No Dia Internacional dos Cuidados e do Apoio, celebrado em 29 de outubro, o Governo Federal anunciou uma medida inédita no país: a criação de 17 lavanderias públicas e comunitárias destinadas a regiões de baixa renda, com investimento total de R$ 13 milhões.
O objetivo é enfrentar a sobrecarga do trabalho doméstico, que no Brasil recai principalmente sobre as mulheres, e transformar o cuidado em responsabilidade coletiva, não mais individual.
A iniciativa, confirmada pelo presidente Luiz Inácio Lula da Silva, marca uma nova etapa das políticas de cuidado no país e reforça a visão de que tempo é um recurso econômico, social e humano.

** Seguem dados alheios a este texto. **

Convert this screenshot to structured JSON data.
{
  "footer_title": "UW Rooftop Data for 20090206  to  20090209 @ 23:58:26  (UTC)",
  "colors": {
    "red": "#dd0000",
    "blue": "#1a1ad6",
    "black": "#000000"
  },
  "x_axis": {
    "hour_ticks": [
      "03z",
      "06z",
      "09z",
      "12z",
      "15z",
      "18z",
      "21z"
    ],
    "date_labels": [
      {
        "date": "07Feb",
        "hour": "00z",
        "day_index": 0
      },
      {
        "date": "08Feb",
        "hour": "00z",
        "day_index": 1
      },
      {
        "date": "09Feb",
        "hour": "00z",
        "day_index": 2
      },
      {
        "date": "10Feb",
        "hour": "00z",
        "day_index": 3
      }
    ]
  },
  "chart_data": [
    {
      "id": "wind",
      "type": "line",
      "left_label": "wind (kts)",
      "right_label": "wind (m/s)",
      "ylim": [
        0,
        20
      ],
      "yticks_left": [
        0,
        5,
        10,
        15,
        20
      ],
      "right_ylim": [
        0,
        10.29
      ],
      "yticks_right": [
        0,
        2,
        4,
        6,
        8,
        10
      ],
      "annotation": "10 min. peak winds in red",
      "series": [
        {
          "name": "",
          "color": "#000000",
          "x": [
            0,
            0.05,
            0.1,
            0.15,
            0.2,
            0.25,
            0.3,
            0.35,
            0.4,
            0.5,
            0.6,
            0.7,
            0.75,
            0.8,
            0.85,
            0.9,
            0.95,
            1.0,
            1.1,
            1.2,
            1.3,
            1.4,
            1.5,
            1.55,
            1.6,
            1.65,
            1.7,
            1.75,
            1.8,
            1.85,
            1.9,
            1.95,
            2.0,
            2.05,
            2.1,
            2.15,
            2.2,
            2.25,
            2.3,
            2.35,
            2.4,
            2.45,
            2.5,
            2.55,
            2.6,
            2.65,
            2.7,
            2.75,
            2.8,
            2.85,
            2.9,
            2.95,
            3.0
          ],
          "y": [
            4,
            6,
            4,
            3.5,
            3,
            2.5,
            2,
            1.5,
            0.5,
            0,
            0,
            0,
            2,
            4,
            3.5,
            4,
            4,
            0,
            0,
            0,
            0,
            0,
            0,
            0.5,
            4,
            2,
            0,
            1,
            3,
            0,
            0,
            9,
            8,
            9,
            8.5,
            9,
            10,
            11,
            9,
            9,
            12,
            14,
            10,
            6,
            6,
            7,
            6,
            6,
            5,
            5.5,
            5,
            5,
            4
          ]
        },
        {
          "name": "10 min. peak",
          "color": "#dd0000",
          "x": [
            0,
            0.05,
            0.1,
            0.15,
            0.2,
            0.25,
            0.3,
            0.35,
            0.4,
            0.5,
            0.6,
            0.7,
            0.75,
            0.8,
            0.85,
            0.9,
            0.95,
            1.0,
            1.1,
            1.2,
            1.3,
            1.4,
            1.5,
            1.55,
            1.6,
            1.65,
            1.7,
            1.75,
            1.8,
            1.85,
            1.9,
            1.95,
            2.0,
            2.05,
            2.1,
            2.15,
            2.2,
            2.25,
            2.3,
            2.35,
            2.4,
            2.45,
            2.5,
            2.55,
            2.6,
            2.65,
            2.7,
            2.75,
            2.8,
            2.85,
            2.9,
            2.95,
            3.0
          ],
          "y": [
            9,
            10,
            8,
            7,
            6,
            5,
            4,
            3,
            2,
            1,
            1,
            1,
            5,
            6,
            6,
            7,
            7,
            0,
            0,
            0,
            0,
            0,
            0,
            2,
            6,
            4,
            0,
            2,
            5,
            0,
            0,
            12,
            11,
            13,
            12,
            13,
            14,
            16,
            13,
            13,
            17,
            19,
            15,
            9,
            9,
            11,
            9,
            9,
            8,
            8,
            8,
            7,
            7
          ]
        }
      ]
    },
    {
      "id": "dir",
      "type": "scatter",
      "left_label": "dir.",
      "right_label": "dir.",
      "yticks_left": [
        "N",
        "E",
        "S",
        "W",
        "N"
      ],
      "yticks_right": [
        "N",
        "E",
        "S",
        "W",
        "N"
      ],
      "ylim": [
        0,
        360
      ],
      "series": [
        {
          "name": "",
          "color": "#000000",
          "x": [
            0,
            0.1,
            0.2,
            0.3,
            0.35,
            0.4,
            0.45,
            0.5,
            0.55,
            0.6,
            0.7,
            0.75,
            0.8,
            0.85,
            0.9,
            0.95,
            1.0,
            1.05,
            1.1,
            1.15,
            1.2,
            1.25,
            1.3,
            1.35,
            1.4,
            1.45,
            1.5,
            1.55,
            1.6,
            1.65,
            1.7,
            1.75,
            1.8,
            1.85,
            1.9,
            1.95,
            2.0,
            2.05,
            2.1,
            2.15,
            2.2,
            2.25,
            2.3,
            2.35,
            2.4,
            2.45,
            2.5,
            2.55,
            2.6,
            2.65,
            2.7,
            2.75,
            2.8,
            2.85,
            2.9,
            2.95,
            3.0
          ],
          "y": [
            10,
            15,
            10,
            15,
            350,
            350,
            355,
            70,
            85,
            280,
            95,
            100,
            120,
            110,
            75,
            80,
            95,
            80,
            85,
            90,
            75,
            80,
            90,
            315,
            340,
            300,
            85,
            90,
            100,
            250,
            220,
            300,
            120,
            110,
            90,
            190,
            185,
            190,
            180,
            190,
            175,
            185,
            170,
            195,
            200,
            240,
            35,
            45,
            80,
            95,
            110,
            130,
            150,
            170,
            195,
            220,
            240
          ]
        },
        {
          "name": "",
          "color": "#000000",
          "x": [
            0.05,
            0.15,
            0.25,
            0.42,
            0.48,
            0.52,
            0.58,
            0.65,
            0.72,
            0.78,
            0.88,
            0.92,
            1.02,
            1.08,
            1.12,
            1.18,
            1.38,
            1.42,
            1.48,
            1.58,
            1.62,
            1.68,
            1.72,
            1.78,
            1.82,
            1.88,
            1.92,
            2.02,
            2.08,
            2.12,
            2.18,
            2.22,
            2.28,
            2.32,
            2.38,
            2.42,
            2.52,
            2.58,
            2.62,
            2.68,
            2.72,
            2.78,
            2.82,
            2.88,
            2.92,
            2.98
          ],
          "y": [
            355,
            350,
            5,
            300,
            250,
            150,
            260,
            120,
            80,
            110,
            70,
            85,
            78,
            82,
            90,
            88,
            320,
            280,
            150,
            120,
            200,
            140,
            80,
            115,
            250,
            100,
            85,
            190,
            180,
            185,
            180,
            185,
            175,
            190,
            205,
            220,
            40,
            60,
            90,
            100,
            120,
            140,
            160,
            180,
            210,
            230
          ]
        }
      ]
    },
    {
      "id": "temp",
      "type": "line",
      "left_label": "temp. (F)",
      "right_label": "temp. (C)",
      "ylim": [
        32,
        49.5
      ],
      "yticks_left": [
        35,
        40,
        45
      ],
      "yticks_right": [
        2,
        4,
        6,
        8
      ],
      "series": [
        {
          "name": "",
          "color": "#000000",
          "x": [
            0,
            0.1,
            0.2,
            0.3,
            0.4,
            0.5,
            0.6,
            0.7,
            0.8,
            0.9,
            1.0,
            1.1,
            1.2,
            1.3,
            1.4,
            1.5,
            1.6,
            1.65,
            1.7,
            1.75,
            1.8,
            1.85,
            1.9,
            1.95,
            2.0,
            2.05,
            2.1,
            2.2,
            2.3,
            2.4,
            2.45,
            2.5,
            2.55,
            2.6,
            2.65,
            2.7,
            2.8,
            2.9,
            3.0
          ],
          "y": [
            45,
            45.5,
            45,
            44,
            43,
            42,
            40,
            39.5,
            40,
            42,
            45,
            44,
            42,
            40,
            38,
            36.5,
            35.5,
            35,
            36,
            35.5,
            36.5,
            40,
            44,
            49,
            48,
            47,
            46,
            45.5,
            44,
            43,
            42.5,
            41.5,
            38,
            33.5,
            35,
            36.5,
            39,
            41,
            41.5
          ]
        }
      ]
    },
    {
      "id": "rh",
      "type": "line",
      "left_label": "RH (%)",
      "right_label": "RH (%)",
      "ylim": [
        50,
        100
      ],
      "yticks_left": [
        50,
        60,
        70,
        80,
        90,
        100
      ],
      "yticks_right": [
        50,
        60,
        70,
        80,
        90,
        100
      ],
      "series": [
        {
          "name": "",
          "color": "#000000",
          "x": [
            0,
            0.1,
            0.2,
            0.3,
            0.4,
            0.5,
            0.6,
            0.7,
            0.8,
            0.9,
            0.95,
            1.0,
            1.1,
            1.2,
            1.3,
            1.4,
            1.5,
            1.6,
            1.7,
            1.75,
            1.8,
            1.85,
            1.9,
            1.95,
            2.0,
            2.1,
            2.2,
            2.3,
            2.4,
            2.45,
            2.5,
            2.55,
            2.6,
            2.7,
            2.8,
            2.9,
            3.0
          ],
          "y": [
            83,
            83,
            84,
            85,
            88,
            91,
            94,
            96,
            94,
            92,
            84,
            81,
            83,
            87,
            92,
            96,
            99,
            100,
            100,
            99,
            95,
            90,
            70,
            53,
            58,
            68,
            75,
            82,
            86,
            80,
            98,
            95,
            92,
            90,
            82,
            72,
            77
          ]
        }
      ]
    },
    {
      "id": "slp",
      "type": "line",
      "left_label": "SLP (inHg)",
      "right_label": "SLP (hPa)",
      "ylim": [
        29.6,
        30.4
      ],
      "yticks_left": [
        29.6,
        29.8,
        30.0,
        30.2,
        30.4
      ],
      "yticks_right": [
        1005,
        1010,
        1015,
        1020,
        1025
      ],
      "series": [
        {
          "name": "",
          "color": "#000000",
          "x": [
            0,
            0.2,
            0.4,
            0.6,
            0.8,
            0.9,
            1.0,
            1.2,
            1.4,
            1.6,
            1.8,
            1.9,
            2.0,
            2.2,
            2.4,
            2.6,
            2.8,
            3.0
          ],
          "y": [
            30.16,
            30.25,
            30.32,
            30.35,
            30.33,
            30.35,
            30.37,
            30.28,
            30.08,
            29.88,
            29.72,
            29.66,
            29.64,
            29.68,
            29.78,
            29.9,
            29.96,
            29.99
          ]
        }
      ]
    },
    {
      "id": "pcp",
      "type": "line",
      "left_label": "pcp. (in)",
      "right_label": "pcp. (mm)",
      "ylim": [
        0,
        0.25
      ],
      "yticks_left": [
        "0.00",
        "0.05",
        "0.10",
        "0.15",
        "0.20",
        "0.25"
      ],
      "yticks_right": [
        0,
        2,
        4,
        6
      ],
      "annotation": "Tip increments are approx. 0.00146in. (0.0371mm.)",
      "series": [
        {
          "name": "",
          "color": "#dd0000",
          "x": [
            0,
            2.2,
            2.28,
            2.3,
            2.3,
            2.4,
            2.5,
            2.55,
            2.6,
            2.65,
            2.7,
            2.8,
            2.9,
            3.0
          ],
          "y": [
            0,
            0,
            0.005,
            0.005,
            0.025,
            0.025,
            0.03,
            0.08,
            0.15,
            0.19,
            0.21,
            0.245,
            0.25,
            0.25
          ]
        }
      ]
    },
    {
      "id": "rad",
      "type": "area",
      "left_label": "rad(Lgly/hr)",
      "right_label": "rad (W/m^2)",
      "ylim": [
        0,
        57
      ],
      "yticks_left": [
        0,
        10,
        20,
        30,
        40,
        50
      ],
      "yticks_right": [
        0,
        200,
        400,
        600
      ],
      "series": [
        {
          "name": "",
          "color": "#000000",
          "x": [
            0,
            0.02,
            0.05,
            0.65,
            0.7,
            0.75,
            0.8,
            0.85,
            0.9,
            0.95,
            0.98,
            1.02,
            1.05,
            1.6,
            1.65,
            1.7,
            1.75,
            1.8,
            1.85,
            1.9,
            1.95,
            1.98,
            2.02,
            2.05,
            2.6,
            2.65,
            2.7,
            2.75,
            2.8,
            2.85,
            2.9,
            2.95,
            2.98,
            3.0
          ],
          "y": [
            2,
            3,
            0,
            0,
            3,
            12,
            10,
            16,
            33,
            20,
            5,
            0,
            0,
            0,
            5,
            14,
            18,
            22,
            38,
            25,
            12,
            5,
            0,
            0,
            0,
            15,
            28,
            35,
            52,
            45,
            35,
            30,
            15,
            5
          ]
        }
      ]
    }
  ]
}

Estruturas pensadas para autonomia
As lavanderias não se resumem a um espaço com máquinas e tanques, são ambientes planejados para acolhimento e desenvolvimento comunitário. Elas contam com áreas de lavagem e secagem, recepção, brinquedoteca para crianças e salas multiuso, onde são promovidas oficinas, cursos e atividades culturais.
A proposta é simples e revolucionária ao mesmo tempo, transformar horas antes destinadas à lavagem de roupa em tempo útil para estudo, trabalho, descanso ou convivência familiar.
Enquanto roupas são lavadas e secas, as mulheres participam de rodas de conversa, capacitações sobre organização financeira, incentivo ao empreendedorismo e discussões sobre a divisão justa do trabalho doméstico. Nesses espaços, a rotina pesada é substituída por trocas, aprendizado e construção de autonomia.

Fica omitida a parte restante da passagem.